Fembuelita

My journey from femboy twink to hot lesbian grandma

balls Voyage

I’m having my testes surgically removed in 7.5 hours. It’s a little surreal. I have a lot of updates to share, but that’s the biggest. I’m in NYC with my gf, she’s going to be my caretaker. I’m really excited, but also pretty nervous. I’m generally a pretty anxious gal to start with, but this feels.. Big. It feels like a major step. It feels affirming. It’s weird because I don’t think trans people need to medically transition. Anatomy and sex do not equal gender (do they imply? Lmk your thoughts unless you’re a transphobe then you can fuck right off, terf.) but I’ve fantasized most of my life about having a vagina instead and this brings me one step closer.

it’s not anxiety like “what if this is the wrong choice”, it’s anxiety like “holy shit this is a big thing and it was only 6 months ago I started hrt and this is crazy so call me maybe” and like “am I really doing this” anxiety. It’s like when you are about to jump off a high diving board, or zip line down a waterfall, or anything that gives you pause if you’re not afraid of heights and water like I am, yet I force myself to do these activities anyway for some pleasure and fulfillment it gives me.

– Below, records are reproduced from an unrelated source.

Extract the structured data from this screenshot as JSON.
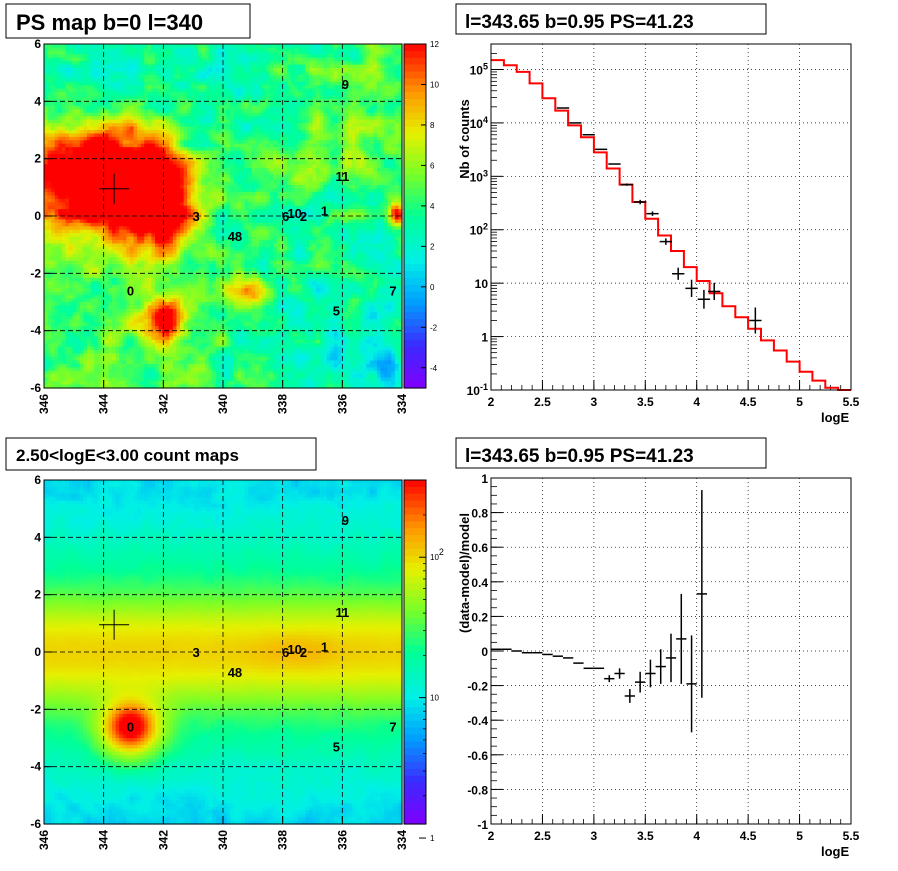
{
  "panels": {
    "ps_map_title": "PS map b=0 l=340",
    "spectrum_title": "l=343.65 b=0.95 PS=41.23",
    "count_map_title": "2.50<logE<3.00 count maps",
    "residual_title": "l=343.65 b=0.95 PS=41.23"
  },
  "sources": {
    "labels": [
      "0",
      "1",
      "2",
      "3",
      "48",
      "5",
      "6",
      "7",
      "9",
      "10",
      "11"
    ],
    "l": [
      343.1,
      336.6,
      337.3,
      340.9,
      339.6,
      336.2,
      337.9,
      334.3,
      335.9,
      337.6,
      336.0
    ],
    "b": [
      -2.6,
      0.2,
      0.0,
      0.0,
      -0.7,
      -3.3,
      0.0,
      -2.6,
      4.6,
      0.1,
      1.4
    ],
    "candidate_marker": {
      "l": 343.65,
      "b": 0.95
    }
  },
  "chart_data": [
    {
      "type": "heatmap",
      "title": "PS map b=0 l=340",
      "xlabel": "",
      "ylabel": "",
      "xlim": [
        346,
        334
      ],
      "ylim": [
        -6,
        6
      ],
      "x_ticks": [
        "346",
        "344",
        "342",
        "340",
        "338",
        "336",
        "334"
      ],
      "y_ticks": [
        "-6",
        "-4",
        "-2",
        "0",
        "2",
        "4",
        "6"
      ],
      "z_ticks": [
        "-4",
        "-2",
        "0",
        "2",
        "4",
        "6",
        "8",
        "10",
        "12"
      ],
      "zlim": [
        -5,
        12
      ],
      "grid": true
    },
    {
      "type": "line",
      "title": "l=343.65 b=0.95 PS=41.23",
      "xlabel": "logE",
      "ylabel": "Nb of counts",
      "xlim": [
        2,
        5.5
      ],
      "ylim": [
        0.1,
        300000
      ],
      "ylog": true,
      "x_ticks": [
        "2",
        "2.5",
        "3",
        "3.5",
        "4",
        "4.5",
        "5",
        "5.5"
      ],
      "y_ticks": [
        "10^-1",
        "1",
        "10",
        "10^2",
        "10^3",
        "10^4",
        "10^5"
      ],
      "grid": true,
      "series": [
        {
          "role": "model",
          "color": "#ff0000",
          "x": [
            2.0,
            2.125,
            2.25,
            2.375,
            2.5,
            2.625,
            2.75,
            2.875,
            3.0,
            3.125,
            3.25,
            3.375,
            3.5,
            3.625,
            3.75,
            3.875,
            4.0,
            4.125,
            4.25,
            4.375,
            4.5,
            4.625,
            4.75,
            4.875,
            5.0,
            5.125,
            5.25,
            5.375
          ],
          "y": [
            150000,
            120000,
            90000,
            55000,
            29000,
            17000,
            9000,
            5400,
            2800,
            1400,
            700,
            330,
            160,
            78,
            40,
            20,
            11,
            6.5,
            3.7,
            2.3,
            1.4,
            0.85,
            0.55,
            0.34,
            0.22,
            0.15,
            0.11,
            0.1
          ]
        },
        {
          "role": "data",
          "color": "#000000",
          "x": [
            2.7,
            2.82,
            2.95,
            3.07,
            3.2,
            3.32,
            3.45,
            3.57,
            3.7,
            3.82,
            3.95,
            4.07,
            4.17,
            4.57
          ],
          "y": [
            19000,
            10000,
            6000,
            3200,
            1700,
            700,
            330,
            200,
            60,
            15,
            8,
            5,
            7,
            2
          ],
          "yerr_factor": [
            1.0,
            1.0,
            1.0,
            1.0,
            1.0,
            1.05,
            1.1,
            1.1,
            1.15,
            1.3,
            1.45,
            1.5,
            1.45,
            1.75
          ]
        }
      ]
    },
    {
      "type": "heatmap",
      "title": "2.50<logE<3.00 count maps",
      "xlabel": "",
      "ylabel": "",
      "xlim": [
        346,
        334
      ],
      "ylim": [
        -6,
        6
      ],
      "x_ticks": [
        "346",
        "344",
        "342",
        "340",
        "338",
        "336",
        "334"
      ],
      "y_ticks": [
        "-6",
        "-4",
        "-2",
        "0",
        "2",
        "4",
        "6"
      ],
      "z_ticks": [
        "1",
        "10",
        "10^2"
      ],
      "zlog": true,
      "grid": true
    },
    {
      "type": "scatter",
      "title": "l=343.65 b=0.95 PS=41.23",
      "xlabel": "logE",
      "ylabel": "(data-model)/model",
      "xlim": [
        2,
        5.5
      ],
      "ylim": [
        -1,
        1
      ],
      "x_ticks": [
        "2",
        "2.5",
        "3",
        "3.5",
        "4",
        "4.5",
        "5",
        "5.5"
      ],
      "y_ticks": [
        "-1",
        "-0.8",
        "-0.6",
        "-0.4",
        "-0.2",
        "0",
        "0.2",
        "0.4",
        "0.6",
        "0.8",
        "1"
      ],
      "grid": true,
      "series": [
        {
          "role": "residual",
          "color": "#000000",
          "x": [
            2.05,
            2.15,
            2.25,
            2.35,
            2.45,
            2.55,
            2.65,
            2.75,
            2.85,
            2.95,
            3.05,
            3.15,
            3.25,
            3.35,
            3.45,
            3.55,
            3.65,
            3.75,
            3.85,
            3.95,
            4.05
          ],
          "y": [
            0.01,
            0.01,
            0.0,
            -0.01,
            -0.01,
            -0.02,
            -0.03,
            -0.04,
            -0.07,
            -0.1,
            -0.1,
            -0.16,
            -0.13,
            -0.26,
            -0.18,
            -0.13,
            -0.09,
            -0.04,
            0.07,
            -0.19,
            0.33
          ],
          "yerr": [
            0.0,
            0.0,
            0.0,
            0.0,
            0.0,
            0.0,
            0.0,
            0.0,
            0.0,
            0.0,
            0.0,
            0.02,
            0.03,
            0.04,
            0.06,
            0.08,
            0.1,
            0.14,
            0.26,
            0.28,
            0.6
          ]
        }
      ]
    }
  ]
}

Shiloh ziplining down a waterfall in Costa Rica in 2022

in some ways my whole identity is finally sinking in. My housemate relationship with Leif is coming to an end at the same time as he is moving out next week and I won’t see him anymore for quite some time. That ended as a result of my transition. My balls are going away. I’m having FFS in a few months. My bottom surgery consult is only 3 months out. I have tits now. My whole life looks so radically different today than it did 8 months ago when I was buying a house with Leif and moving in with him literally 8 months ago today.

people keep asking me how I feel. I wish I could answer. I feel like when you’re on a train at high speeds and trying to focus on a single leaf of a tree out the window. I feel like trying to watch a single drop of rain fall in a massive rain storm. I feel like a grain of sand in an hourglass in a centrifuge. (Wait does that work?). I feel like me.

I’m happy. I’m scared. I’m excited. I’m anxious. … I’m exhausted, and I have to be up in 4 hours to go to the hospital, so I’m going to bed. I’ll post again when I’m lucid during recovery.